いくら声をかけても、セルリアは叫ぶばかりだ。


「...殺しちゃ、ダメだったよね...兄さん。」


ボクは自分にそう言い聞かせた、下手したらボクはなんでも“壊しちゃう”からね。
兄さんがちゃんとボクのすべき事を教えてくれたから、ボクは大丈夫、きっと大丈夫。


「虫が!!止めろッ!俺から離れろッ!!!」


暴れるセルリアを無理矢理力で押さえ込む、誤って肩を砕かないように気を付けなければ...。


「如何やって、連れて帰ろう...。
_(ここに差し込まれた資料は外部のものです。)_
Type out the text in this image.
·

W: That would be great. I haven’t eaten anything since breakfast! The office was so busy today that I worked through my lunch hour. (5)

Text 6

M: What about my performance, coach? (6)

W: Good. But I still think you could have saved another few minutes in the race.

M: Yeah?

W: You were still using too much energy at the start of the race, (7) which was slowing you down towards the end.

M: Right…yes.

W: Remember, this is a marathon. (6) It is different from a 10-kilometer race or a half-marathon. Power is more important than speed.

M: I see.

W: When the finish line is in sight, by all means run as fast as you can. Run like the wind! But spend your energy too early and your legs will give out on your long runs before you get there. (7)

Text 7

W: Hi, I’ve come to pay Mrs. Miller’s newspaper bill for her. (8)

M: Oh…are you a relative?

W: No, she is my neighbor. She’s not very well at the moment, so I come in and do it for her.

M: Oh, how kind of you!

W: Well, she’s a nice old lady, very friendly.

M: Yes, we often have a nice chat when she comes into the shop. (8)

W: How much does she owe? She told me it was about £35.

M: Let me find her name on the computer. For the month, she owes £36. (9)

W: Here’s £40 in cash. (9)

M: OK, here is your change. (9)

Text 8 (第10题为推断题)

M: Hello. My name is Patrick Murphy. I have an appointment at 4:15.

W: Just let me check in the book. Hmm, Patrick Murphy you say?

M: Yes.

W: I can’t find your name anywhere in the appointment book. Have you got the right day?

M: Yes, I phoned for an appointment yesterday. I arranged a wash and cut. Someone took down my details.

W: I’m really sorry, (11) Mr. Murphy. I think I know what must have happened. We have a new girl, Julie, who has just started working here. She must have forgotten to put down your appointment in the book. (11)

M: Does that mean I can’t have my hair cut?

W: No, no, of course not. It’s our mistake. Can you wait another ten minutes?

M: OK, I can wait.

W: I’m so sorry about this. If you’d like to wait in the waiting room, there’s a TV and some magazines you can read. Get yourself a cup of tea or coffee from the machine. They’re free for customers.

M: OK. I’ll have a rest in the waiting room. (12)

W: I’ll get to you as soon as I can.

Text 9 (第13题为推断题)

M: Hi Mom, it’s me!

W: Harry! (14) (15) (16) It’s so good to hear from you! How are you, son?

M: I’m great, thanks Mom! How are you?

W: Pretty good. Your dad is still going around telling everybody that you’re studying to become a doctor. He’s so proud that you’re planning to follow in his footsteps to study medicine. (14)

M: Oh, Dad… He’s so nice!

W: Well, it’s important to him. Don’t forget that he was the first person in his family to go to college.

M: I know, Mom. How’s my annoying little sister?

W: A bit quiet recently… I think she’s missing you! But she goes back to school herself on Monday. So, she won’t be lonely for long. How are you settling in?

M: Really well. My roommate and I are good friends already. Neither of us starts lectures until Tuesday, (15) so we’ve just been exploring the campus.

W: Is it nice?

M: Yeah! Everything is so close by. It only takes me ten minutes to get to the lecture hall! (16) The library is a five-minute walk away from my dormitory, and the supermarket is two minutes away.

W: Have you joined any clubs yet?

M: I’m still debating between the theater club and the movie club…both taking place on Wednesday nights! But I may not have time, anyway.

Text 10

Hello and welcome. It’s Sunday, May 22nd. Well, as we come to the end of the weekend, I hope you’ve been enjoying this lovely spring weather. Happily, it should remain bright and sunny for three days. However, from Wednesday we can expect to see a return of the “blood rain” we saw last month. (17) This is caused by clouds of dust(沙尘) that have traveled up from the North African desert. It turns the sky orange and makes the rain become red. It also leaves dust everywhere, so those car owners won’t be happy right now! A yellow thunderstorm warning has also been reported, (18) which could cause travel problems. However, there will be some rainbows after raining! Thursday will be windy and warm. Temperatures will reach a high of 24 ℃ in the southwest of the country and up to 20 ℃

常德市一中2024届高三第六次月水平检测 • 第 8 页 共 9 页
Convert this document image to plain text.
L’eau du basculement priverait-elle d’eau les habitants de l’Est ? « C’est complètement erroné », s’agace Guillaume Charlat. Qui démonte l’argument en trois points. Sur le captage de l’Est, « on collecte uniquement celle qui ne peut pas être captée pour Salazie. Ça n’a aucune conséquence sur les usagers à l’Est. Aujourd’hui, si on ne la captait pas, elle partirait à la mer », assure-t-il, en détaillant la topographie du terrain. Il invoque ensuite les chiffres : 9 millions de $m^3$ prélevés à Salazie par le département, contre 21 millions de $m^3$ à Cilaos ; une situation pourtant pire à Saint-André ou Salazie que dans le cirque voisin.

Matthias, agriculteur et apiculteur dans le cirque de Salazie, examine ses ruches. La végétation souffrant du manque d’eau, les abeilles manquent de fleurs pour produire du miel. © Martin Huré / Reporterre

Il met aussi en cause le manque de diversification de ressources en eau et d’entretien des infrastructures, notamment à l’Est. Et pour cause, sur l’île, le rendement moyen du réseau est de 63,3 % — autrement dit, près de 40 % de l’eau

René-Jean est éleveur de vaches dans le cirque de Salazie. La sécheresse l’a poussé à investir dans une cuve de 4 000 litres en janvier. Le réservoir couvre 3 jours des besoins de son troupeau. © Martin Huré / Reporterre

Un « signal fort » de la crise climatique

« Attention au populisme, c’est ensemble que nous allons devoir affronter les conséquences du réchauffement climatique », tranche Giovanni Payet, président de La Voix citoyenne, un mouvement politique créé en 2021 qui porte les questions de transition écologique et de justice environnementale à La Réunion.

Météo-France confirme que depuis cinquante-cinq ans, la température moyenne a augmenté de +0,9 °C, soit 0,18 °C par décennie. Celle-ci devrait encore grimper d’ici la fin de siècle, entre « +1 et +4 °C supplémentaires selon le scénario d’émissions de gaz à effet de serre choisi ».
」


首を絞めて意識を奪えばいいの、其れとも動けなくなるまでボロボロにすればいいの。


「化け物めッ!!離せよッ!!!」

「...五月蝿いな、今考えてるでしょッ!!」


ボクはセルリアの首を絞めた。
小さな嗚咽が聞こえる、さっきよりも大人しくなった。

なんだ...絞めちゃえばよかったのか、このまま意識が無くなるまでずっと、ずっとね。
セルリアの顔が赤くなる、セルリアは美人さんだから、涙目になりながら赤くなっているこの表情は、たまらないね。

興奮しちゃうじゃん...。


「頑張れ、頑張れ。死んだらダメだよ。」


殺したら兄さんに、嫌われるでしょ...。